Phillip Pearson - web + electronics notes

tech notes and web hackery from a new zealander who was vaguely useful on the web back in 2002 (see: python community server, the blogging ecosystem, the new zealand coffee review, the internet topic exchange).

C++ default copy constructor considered harmful

An annoyingly common bug in C++ apps: accidental double-freeing due to the default copy constructor memcpy()ing whole objects and duplicating pointers, which then get freed each time the destructor fires.
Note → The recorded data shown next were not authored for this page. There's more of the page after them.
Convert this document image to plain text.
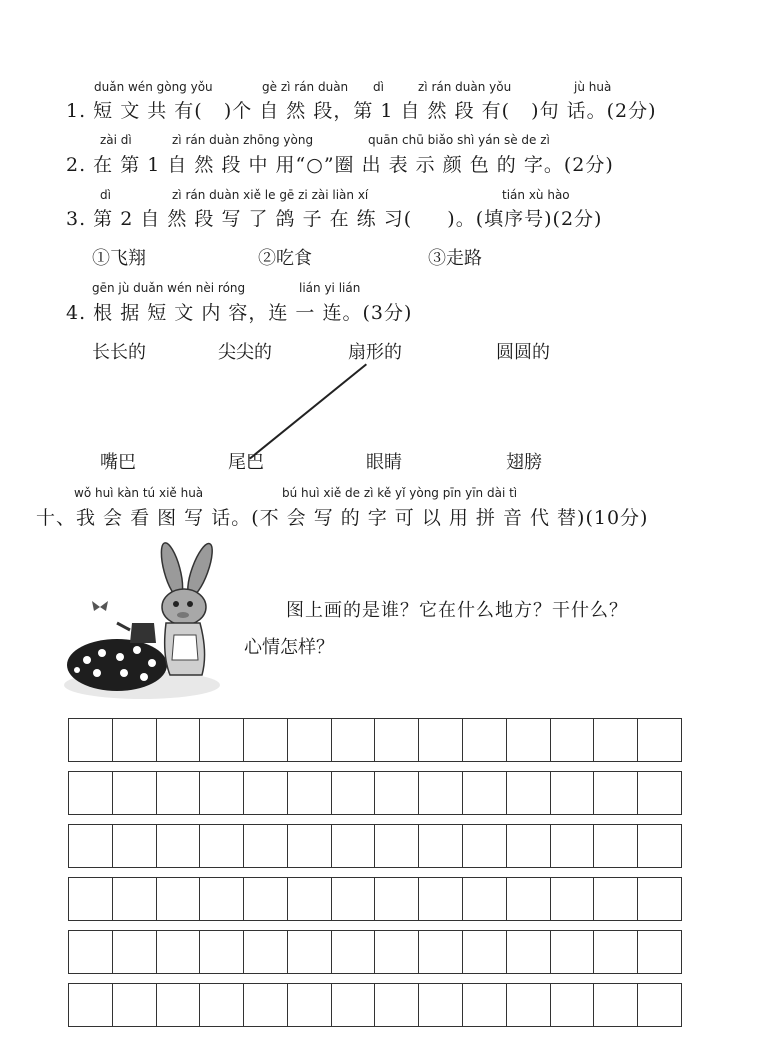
duǎn wén gòng yǒu	gè zì rán duàn dì	zì rán duàn yǒu	jù huà
1. 短 文 共 有(   )个 自 然 段，第 1 自 然 段 有(   )句 话。(2分)
zài dì	zì rán duàn zhōng yòng	quān chū biǎo shì yán sè de zì
2. 在 第 1 自 然 段 中 用“○”圈 出 表 示 颜 色 的 字。(2分)
dì	zì rán duàn xiě le gē zi zài liàn xí	tián xù hào
3. 第 2 自 然 段 写 了 鸽 子 在 练 习(     )。(填序号)(2分)
①飞翔	②吃食	③走路
gēn jù duǎn wén nèi róng	lián yi lián
4. 根 据 短 文 内 容，连 一 连。(3分)
长长的	尖尖的	扇形的	圆圆的
嘴巴	尾巴	眼睛	翅膀
wǒ huì kàn tú xiě huà	bú huì xiě de zì kě yǐ yòng pīn yīn dài tì
十、我 会 看 图 写 话。(不 会 写 的 字 可 以 用 拼 音 代 替)(10分)
图上画的是谁？它在什么地方？干什么？
心情怎样？
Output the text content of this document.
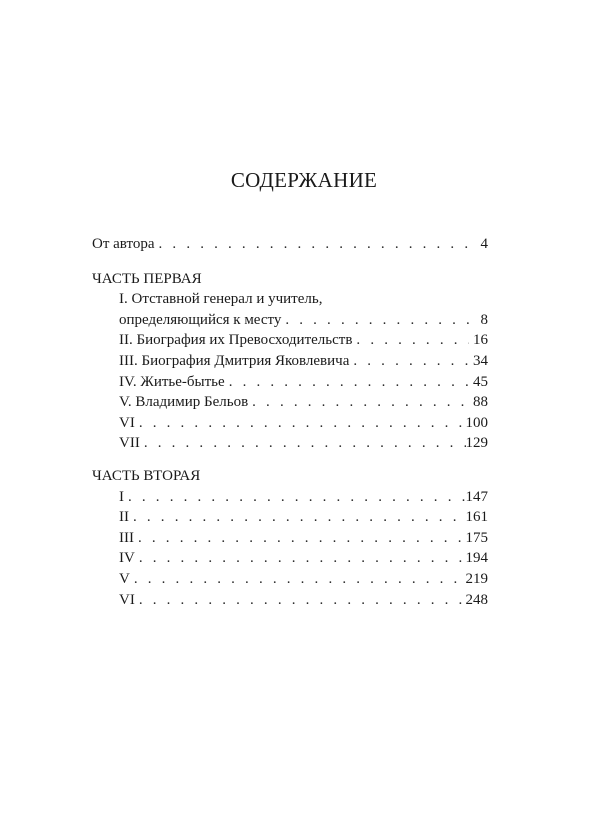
СОДЕРЖАНИЕ
От автора . . .	4
ЧАСТЬ ПЕРВАЯ
I. Отставной генерал и учитель,
определяющийся к месту . . .	8
II. Биография их Превосходительств . . .	16
III. Биография Дмитрия Яковлевича . . .	34
IV. Житье-бытье . . .	45
V. Владимир Бельов . . .	88
VI . . .	100
VII . . .	129
ЧАСТЬ ВТОРАЯ
I . . .	147
II . . .	161
III . . .	175
IV . . .	194
V . . .	219
VI . . .	248
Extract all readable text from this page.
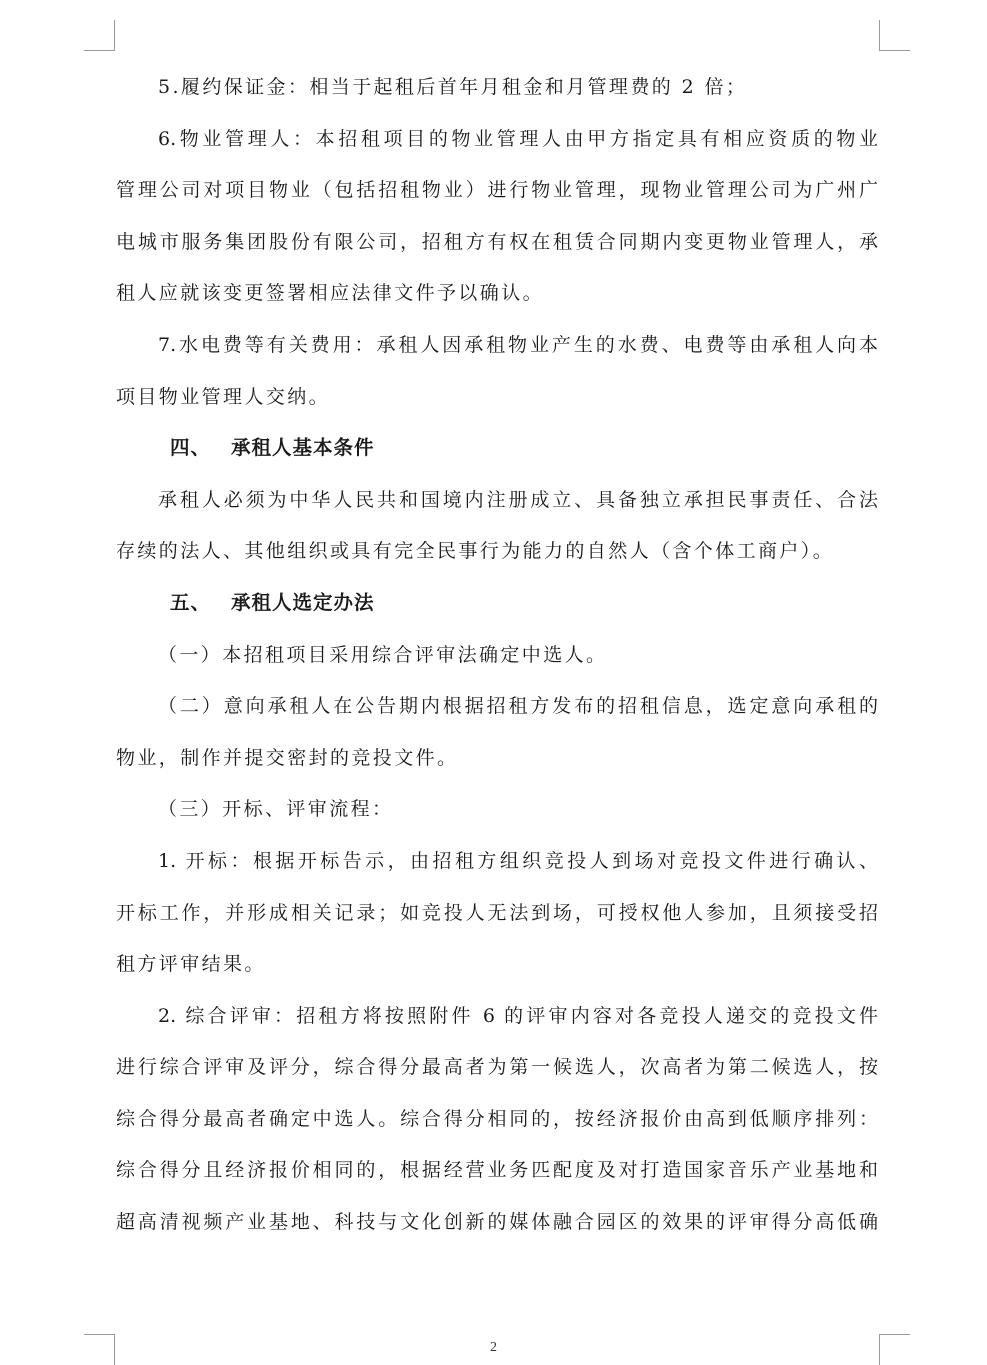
5.履约保证金：相当于起租后首年月租金和月管理费的 2 倍；
6.物业管理人：本招租项目的物业管理人由甲方指定具有相应资质的物业
管理公司对项目物业（包括招租物业）进行物业管理，现物业管理公司为广州广
电城市服务集团股份有限公司，招租方有权在租赁合同期内变更物业管理人，承
租人应就该变更签署相应法律文件予以确认。
7.水电费等有关费用：承租人因承租物业产生的水费、电费等由承租人向本
项目物业管理人交纳。
四、 承租人基本条件
承租人必须为中华人民共和国境内注册成立、具备独立承担民事责任、合法
存续的法人、其他组织或具有完全民事行为能力的自然人（含个体工商户）。
五、 承租人选定办法
（一）本招租项目采用综合评审法确定中选人。
（二）意向承租人在公告期内根据招租方发布的招租信息，选定意向承租的
物业，制作并提交密封的竞投文件。
（三）开标、评审流程：
1. 开标：根据开标告示，由招租方组织竞投人到场对竞投文件进行确认、
开标工作，并形成相关记录；如竞投人无法到场，可授权他人参加，且须接受招
租方评审结果。
2. 综合评审：招租方将按照附件 6 的评审内容对各竞投人递交的竞投文件
进行综合评审及评分，综合得分最高者为第一候选人，次高者为第二候选人，按
综合得分最高者确定中选人。综合得分相同的，按经济报价由高到低顺序排列：
综合得分且经济报价相同的，根据经营业务匹配度及对打造国家音乐产业基地和
超高清视频产业基地、科技与文化创新的媒体融合园区的效果的评审得分高低确
2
class A { char* foo; public: A() { foo = new char[100]; } ~A() { delete[] foo; } };

int main() { A a; // A() is called A b = a; // object is copied

// function exit:
// b.~A() is called, deleting b.foo
// a.~A() is called, deleting a.foo, which fails as a.foo == b.foo

}

If you need to hold a reference to an object, it’s better (quicker) to store a pointer:

<code>A* b = &a;</code>

Now, when b falls out of scope, nothing gets deleted, which is good, because a will delete the object’s data fine by itself.
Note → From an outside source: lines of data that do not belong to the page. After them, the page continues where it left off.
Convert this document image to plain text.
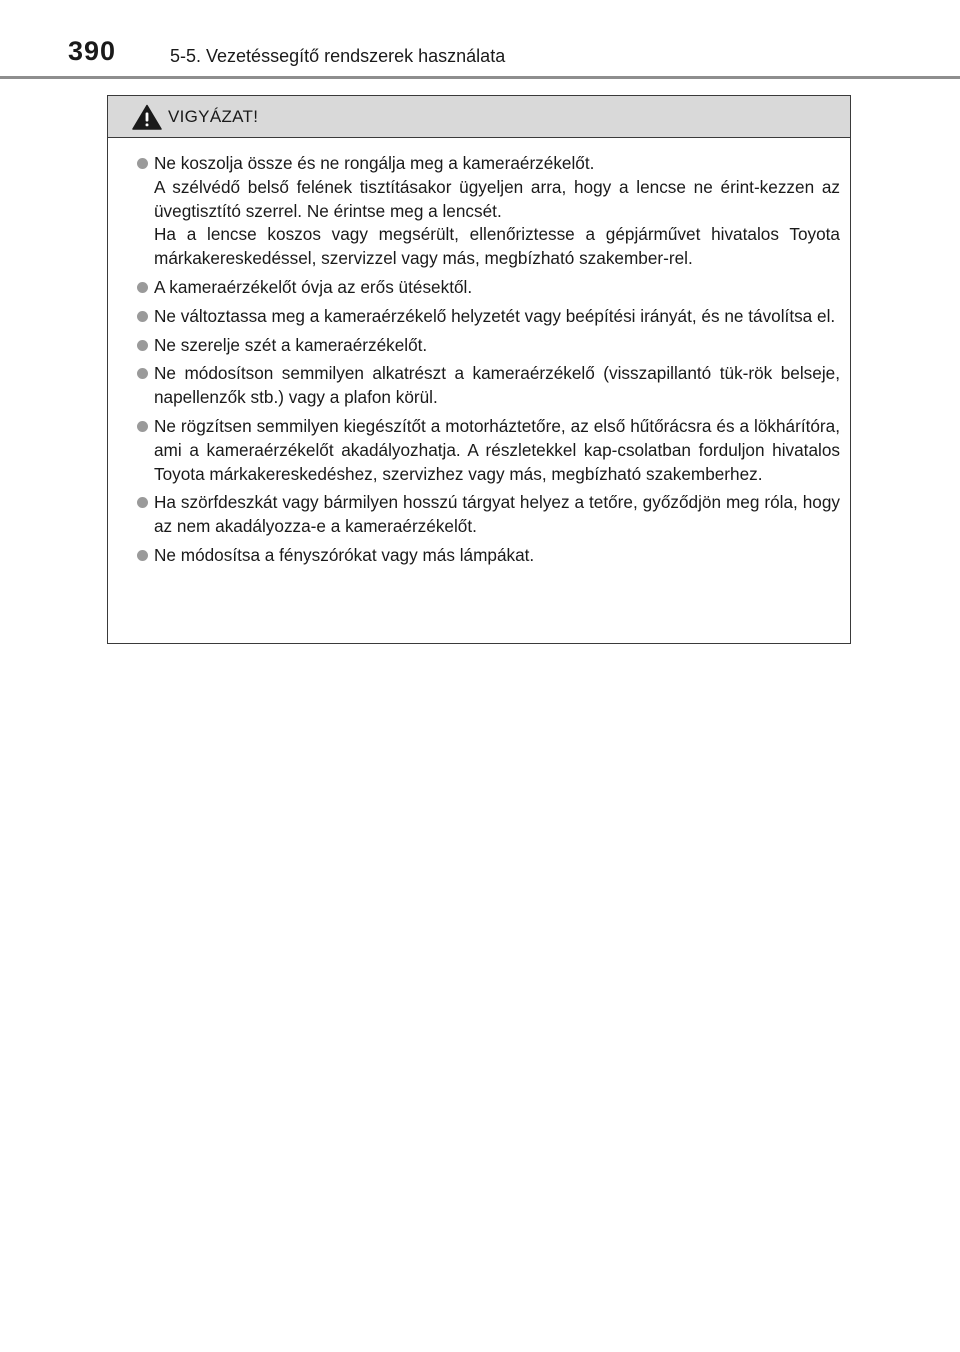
390	5-5. Vezetéssegítő rendszerek használata
VIGYÁZAT!
Ne koszolja össze és ne rongálja meg a kameraérzékelőt.
A szélvédő belső felének tisztításakor ügyeljen arra, hogy a lencse ne érint-kezzen az üvegtisztító szerrel. Ne érintse meg a lencsét.
Ha a lencse koszos vagy megsérült, ellenőriztesse a gépjárművet hivatalos Toyota márkakereskedéssel, szervizzel vagy más, megbízható szakember-rel.
A kameraérzékelőt óvja az erős ütésektől.
Ne változtassa meg a kameraérzékelő helyzetét vagy beépítési irányát, és ne távolítsa el.
Ne szerelje szét a kameraérzékelőt.
Ne módosítson semmilyen alkatrészt a kameraérzékelő (visszapillantó tük-rök belseje, napellenzők stb.) vagy a plafon körül.
Ne rögzítsen semmilyen kiegészítőt a motorháztetőre, az első hűtőrácsra és a lökhárítóra, ami a kameraérzékelőt akadályozhatja. A részletekkel kap-csolatban forduljon hivatalos Toyota márkakereskedéshez, szervizhez vagy más, megbízható szakemberhez.
Ha szörfdeszkát vagy bármilyen hosszú tárgyat helyez a tetőre, győződjön meg róla, hogy az nem akadályozza-e a kameraérzékelőt.
Ne módosítsa a fényszórókat vagy más lámpákat.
To make sure you don’t run into a bug like this, declare a private copy constructor that doesn’t do anything. Now any attempt to copy an instance of the object will fail as nobody can get at the copy constructor.

class A { char* foo; A(const A& other) {} public: A() { foo = new char[100]; } ~A() { delete[] foo; } };

Visual C++ 7 gives me an error C2248: ‘A::A’ : cannot access private member declared in class ‘A’ when I try to copy it after implementing the fake copy constructor.